Harvey Weinstein Sends Email to Close Friends Criticizing Police, Asking to Talk

By Zack Stieber

Harvey Weinstein, who dozens of women have accused him of sexually abused them, sent an email recently to close friends criticizing the investigation into some of the claims and asking friends to talk to him directly.

“I’ve had one hell of a year. The worst nightmare of my life,” Weinstein wrote.

“As you can see from these articles,” Weinstein continued, linking to several news stories, “the police have played a very difficult role in my investigation.”

“The articles are self-explanatory, but I’d like to speak to you on the phone if you have some time. There is more to this story … I appreciate your confidentiality,” he added.

Harvey Weinstein enters Supreme Court
Harvey Weinstein enters State Supreme Court in New York, N.Y. on Oct. 11, 2018. (AP Photo/Mark Lennihan)

The email leaked widely and was obtained by the New York Times and TMZ, among others.

Weinstein’s lawyer, Benjamin Brafman, said the email was sent to several of Weinstein’s close friends.

Some of the women who have accused Weinstein of sexual misconduct, including rape, said they read the email.

Weinstein’s legal team has pushed to get the charges against their client dropped, claiming that he is being treated unfairly.

“It’s all about him,” said Katherine Kendall, who said that Weinstein chased her and blocked her from leaving his apartment. “He knows how to run a marketing campaign, that’s for sure.”

Katherine Kendall
Katherine Kendall attends TheWrap’s 2018 Women, Whiskey and Wisdom Celebrating Women Oscar Nominees at Teddy’s at The Hollywood Rooselvelt Hotel in Hollywood, California on Feb. 21, 2018. (Phillip Faraone/Getty Images)

Criminal Charges

One of six criminal charges against Weinstein pending in New York was dismissed on Oct. 10 after an unnamed witness went to the police and told them an account that differed from the one of the accuser, Lucia Evans. The New York City police detective who heard the account failed to inform prosecutors, leading to the charge’s dismissal.

Evans said that Weinstein forced her to perform sexual acts on him when she was a 21-year-old college student in 2004.

Investigators said in late November that they wouldn’t be pursuing charges related to Weinstein paying settlements to some of his accusers.

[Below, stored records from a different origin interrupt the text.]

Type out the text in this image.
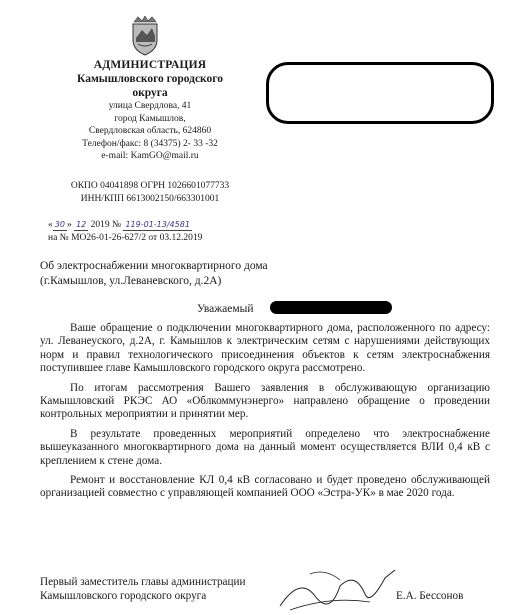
АДМИНИСТРАЦИЯ
Камышловского городского
округа
улица Свердлова, 41
город Камышлов,
Свердловская область, 624860
Телефон/факс: 8 (34375) 2- 33 -32
e-mail: KamGO@mail.ru
ОКПО 04041898 ОГРН 1026601077733
ИНН/КПП 6613002150/663301001
« 30 » 12 2019 № 119-01-13/4581
на № МО26-01-26-627/2 от 03.12.2019
Об электроснабжении многоквартирного дома
(г.Камышлов, ул.Леваневского, д.2А)
Уважаемый

Ваше обращение о подключении многоквартирного дома, расположенного по адресу: ул. Леванеуского, д.2А, г. Камышлов к электрическим сетям с нарушениями действующих норм и правил технологического присоединения объектов к сетям электроснабжения поступившее главе Камышловского городского округа рассмотрено.

По итогам рассмотрения Вашего заявления в обслуживающую организацию Камышловский РКЭС АО «Облкоммунэнерго» направлено обращение о проведении контрольных мероприятии и принятии мер.

В результате проведенных мероприятий определено что электроснабжение вышеуказанного многоквартирного дома на данный момент осуществляется ВЛИ 0,4 кВ с креплением к стене дома.

Ремонт и восстановление КЛ 0,4 кВ согласовано и будет проведено обслуживающей организацией совместно с управляющей компанией ООО «Эстра-УК» в мае 2020 года.

Первый заместитель главы администрации
Камышловского городского округа	Е.А. Бессонов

The attorneys made the latest filing on Nov. 29, saying emails from Weinstein’s alleged victims show that they “for years engaged in loving and often intimate conversations with him before and after the date of the alleged assault[s],” reported NBC.

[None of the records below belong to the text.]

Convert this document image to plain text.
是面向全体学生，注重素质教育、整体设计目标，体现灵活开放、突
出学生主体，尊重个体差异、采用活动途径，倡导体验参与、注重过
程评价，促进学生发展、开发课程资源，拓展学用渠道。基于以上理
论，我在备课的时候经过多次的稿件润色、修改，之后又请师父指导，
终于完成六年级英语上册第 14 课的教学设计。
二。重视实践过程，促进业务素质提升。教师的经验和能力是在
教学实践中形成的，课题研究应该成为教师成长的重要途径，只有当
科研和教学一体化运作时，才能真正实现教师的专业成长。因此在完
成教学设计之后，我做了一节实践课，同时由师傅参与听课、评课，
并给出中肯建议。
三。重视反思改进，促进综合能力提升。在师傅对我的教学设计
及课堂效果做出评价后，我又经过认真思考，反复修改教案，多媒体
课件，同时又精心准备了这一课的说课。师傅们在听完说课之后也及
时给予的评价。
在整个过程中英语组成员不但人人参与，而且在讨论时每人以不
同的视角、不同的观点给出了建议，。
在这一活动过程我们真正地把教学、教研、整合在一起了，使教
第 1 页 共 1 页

Prosecutors have pushed back on the attempts to dismiss the charges, saying there’s “ample evidence” to move forward.

“There is no possibility that this issue in any way impaired the integrity of the grand jury or prejudiced the defendant,” Assistant District Attorney Kevin Wilson wrote in a motion filed in response to Weinstein’s attorneys’ calls for a dismissal.

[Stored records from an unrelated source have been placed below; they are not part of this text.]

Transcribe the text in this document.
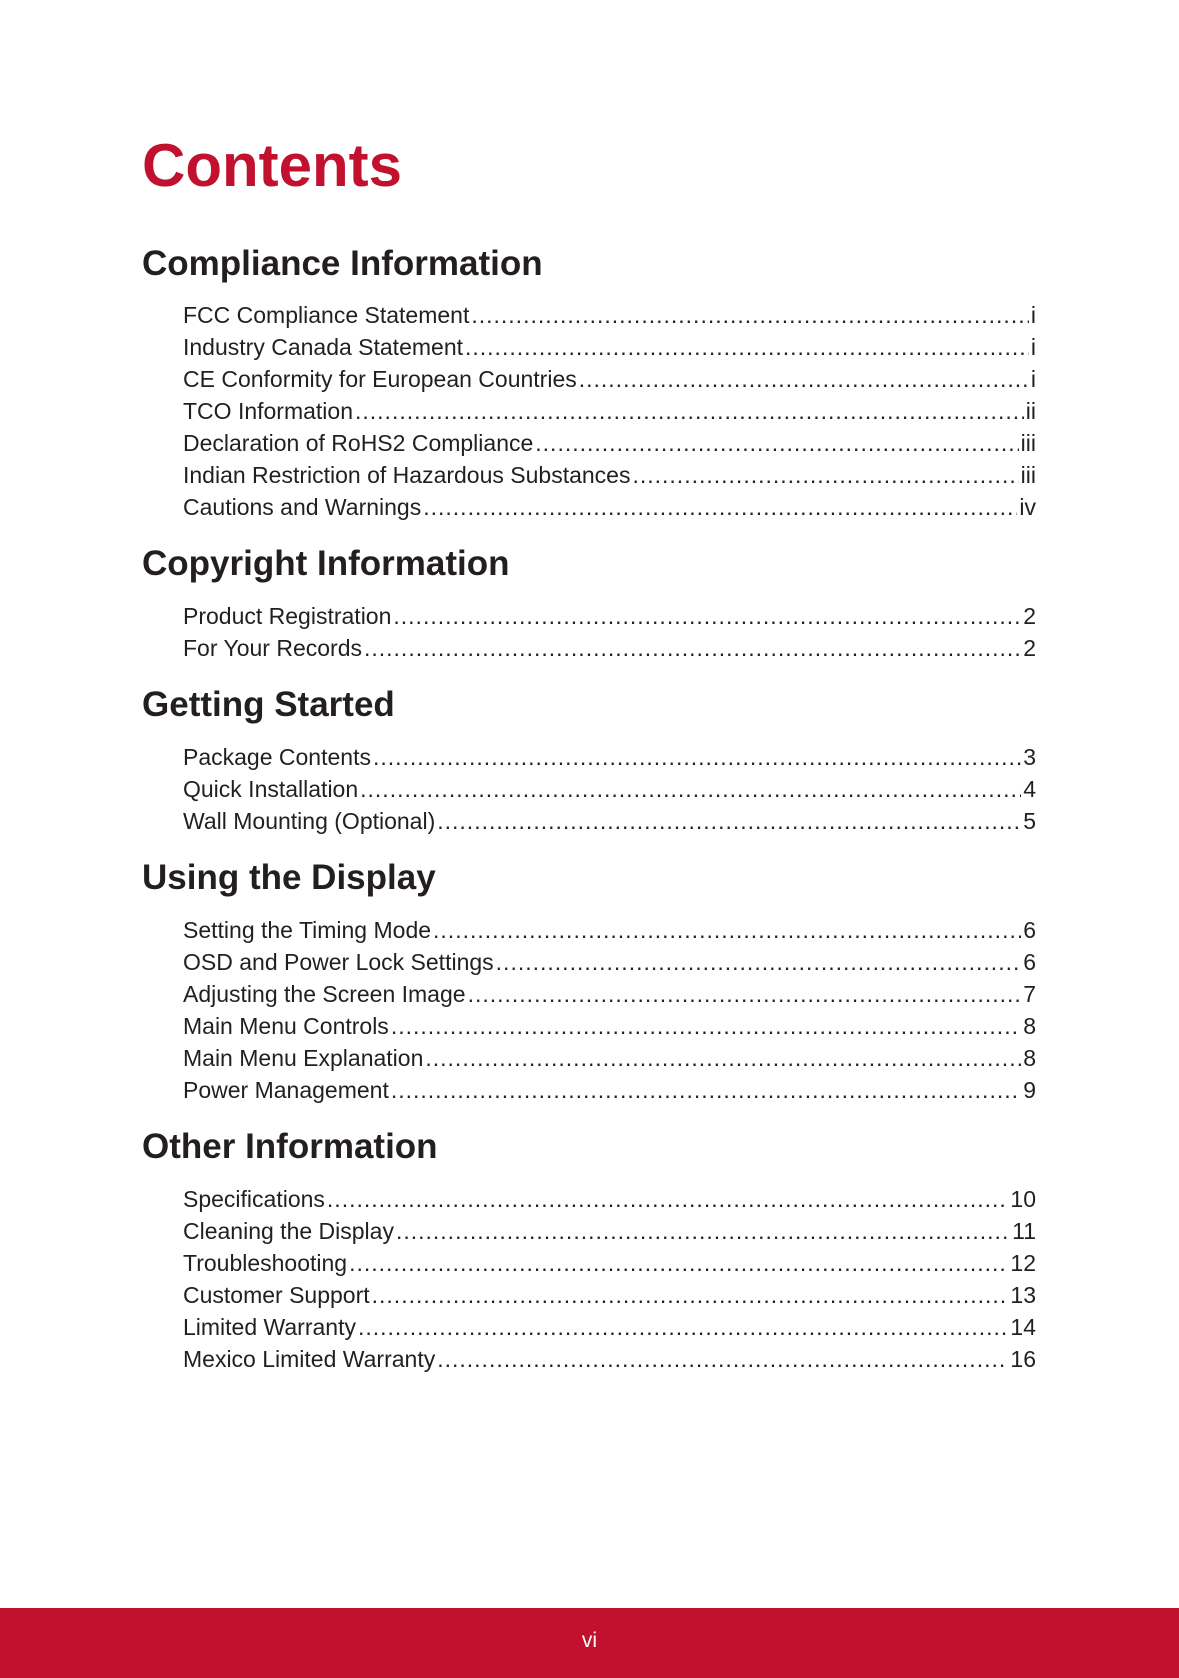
Contents
Compliance Information
FCC Compliance Statement .....	i
Industry Canada Statement .....	i
CE Conformity for European Countries .....	i
TCO Information .....	ii
Declaration of RoHS2 Compliance .....	iii
Indian Restriction of Hazardous Substances .....	iii
Cautions and Warnings .....	iv
Copyright Information
Product Registration .....	2
For Your Records .....	2
Getting Started
Package Contents .....	3
Quick Installation .....	4
Wall Mounting (Optional) .....	5
Using the Display
Setting the Timing Mode .....	6
OSD and Power Lock Settings .....	6
Adjusting the Screen Image .....	7
Main Menu Controls .....	8
Main Menu Explanation .....	8
Power Management .....	9
Other Information
Specifications .....	10
Cleaning the Display .....	11
Troubleshooting .....	12
Customer Support .....	13
Limited Warranty .....	14
Mexico Limited Warranty .....	16
vi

The next hearing in the case is scheduled for Dec. 20.

Brafman told NYT that he has been trying to “level the playing field” in his defense of Weinstein.

“We are getting killed by people writing articles, books and creating a sensation out of a case that has been in shambles,” he said. “It’s part of my job to defend Harvey in the public arena where unfortunately the case is being litigated, and in the courtroom. I have a defense strategy, it is not a media strategy.”